A Mps non serve uno scontro di soluzioni

Il maxi-aumento di capitale da 5 miliardi e il conseguente rilancio di Mps restano la priorità del sistema finanziario ed economico italiano. È interesse del Paese, non solo dei vari stakeholders del Monte, che la terza banca italiana ritrovi stabilità. Patrimoniale, e non solo. Davanti a un interesse urgente di sistema, la risposta non può essere lo scontro tra soluzioni alternative. La banca ha da tempo avviato un piano di rilancio concordato con la Vigilanza europea della Bce e avallato dalle Autorità italiane.

Sulla base di quel piano, lunedì prossimo il nuovo amministratore delegato di Mps Marco Morelli presenterà al mercato il piano industriale che sarà alla base del rilancio. Se gli investitori lo apprezzeranno, forse il maxi-aumento da 5 miliardi potrà essere apprezzato dal mercato. L’execution privata dell’offerta resta tuttavia ancora incerta e dipendente anche dall’esito del referendum costituzionale del 4 dicembre.

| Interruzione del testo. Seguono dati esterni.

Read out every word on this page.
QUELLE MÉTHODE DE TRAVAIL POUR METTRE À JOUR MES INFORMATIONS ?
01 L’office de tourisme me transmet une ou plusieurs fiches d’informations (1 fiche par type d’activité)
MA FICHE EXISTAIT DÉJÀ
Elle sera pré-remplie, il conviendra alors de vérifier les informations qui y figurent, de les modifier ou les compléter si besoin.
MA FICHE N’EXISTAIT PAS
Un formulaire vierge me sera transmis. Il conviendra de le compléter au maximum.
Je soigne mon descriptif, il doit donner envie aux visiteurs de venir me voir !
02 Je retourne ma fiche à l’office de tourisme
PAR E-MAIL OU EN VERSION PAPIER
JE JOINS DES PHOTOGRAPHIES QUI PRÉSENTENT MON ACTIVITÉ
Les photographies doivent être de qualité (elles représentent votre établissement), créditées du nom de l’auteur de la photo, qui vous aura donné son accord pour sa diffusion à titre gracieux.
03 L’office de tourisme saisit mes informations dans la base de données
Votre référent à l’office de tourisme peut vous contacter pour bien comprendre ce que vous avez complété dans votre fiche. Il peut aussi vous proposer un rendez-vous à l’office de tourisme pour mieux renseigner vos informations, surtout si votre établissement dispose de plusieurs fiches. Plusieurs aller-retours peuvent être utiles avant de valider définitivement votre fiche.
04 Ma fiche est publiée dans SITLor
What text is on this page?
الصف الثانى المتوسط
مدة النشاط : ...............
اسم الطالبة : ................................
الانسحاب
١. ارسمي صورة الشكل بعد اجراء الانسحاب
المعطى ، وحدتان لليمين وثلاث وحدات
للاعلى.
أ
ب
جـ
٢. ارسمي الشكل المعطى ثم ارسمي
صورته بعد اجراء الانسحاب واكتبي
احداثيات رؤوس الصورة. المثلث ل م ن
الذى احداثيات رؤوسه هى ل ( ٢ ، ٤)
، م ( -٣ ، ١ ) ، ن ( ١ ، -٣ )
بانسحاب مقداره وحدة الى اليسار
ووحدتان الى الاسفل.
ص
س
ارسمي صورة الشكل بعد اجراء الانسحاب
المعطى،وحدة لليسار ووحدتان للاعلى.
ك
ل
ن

In questo contesto di incertezza, appare doveroso per gli amministratori di Mps andare a vedere se il contropiano presentato da Corrado Passera può essere complementare a quello su cui la banca sta lavorando. Se davvero Passera può apportare nuovi investitori che si impegnano per 1,5-2 miliardi, i vertici di Mps hanno il dovere di prendere la proposta in seria considerazione. O di bocciarla, senza tergiversare, se si dovesse ritenere che l’interesse degli investitori non sia concreto. Il rilancio del Monte richiede responsabilità a tutte le parti in causa.